For Cooking & Topping

– 2 tablespoons melted butter or ghee (plus extra for brushing) 
– Optional: chopped cilantro, minced garlic, or nigella seeds 


Instructions

  1. Mix Dry Ingredients
    In a large bowl, whisk together flour, sugar, salt, and instant yeast.

  2. Add Wet Ingredients
    Stir in the yogurt and olive oil. Gradually add warm water, mixing until a sticky dough forms.

  3. Knead the Dough
    Turn the dough onto a floured surface and knead for 6–8 minutes, until smooth and elastic.

  4. Let the Dough Rise
    Transfer to a lightly oiled bowl, cover, and let rise for 1 to 1.5 hours until doubled in size.

  5. Divide & Shape
    Punch down the dough and divide into 6 balls. Rest 10 minutes, then roll each into an oval about ¼ inch thick.

  6. Cook the Naan
    Heat a skillet over medium-high. Cook each naan for 1–2 minutes per side until puffed and golden.

  7. Brush & Serve
    Brush with melted butter or ghee immediately after cooking. Garnish as desired and serve warm.


Notes

  • Using active dry yeast?
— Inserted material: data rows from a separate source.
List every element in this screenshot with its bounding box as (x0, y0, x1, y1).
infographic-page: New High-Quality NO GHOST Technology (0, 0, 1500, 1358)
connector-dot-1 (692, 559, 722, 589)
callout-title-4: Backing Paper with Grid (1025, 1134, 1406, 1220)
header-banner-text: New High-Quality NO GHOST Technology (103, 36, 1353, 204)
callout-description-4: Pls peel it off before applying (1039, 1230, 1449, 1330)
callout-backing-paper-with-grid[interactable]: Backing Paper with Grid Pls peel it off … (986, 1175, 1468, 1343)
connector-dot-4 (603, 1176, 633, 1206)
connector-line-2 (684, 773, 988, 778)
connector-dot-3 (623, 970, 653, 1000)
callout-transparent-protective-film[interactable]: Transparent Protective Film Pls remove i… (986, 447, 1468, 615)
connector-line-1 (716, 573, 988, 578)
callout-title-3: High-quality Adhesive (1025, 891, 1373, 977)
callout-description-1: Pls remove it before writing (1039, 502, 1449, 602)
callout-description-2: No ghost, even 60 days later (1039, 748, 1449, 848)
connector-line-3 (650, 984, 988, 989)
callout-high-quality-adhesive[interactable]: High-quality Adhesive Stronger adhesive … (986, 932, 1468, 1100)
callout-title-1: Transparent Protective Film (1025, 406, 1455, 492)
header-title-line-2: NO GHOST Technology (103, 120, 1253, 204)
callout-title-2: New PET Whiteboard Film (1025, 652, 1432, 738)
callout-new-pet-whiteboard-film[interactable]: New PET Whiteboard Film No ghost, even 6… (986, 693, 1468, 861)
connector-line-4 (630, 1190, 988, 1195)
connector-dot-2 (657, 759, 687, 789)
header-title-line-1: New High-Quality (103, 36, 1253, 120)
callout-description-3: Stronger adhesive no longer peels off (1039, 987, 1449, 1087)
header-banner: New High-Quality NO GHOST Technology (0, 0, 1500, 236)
Activate it in warm water with sugar for 10 minutes before adding to flour.

  • Garlic Naan Option: Mix garlic into the dough or brush cooked naan with garlic butter.

  • Storage: Store in an airtight container for 2 days or freeze up to 2 months.

  • Reheat: Warm in a skillet or oven. Microwave with a damp paper towel for a soft result.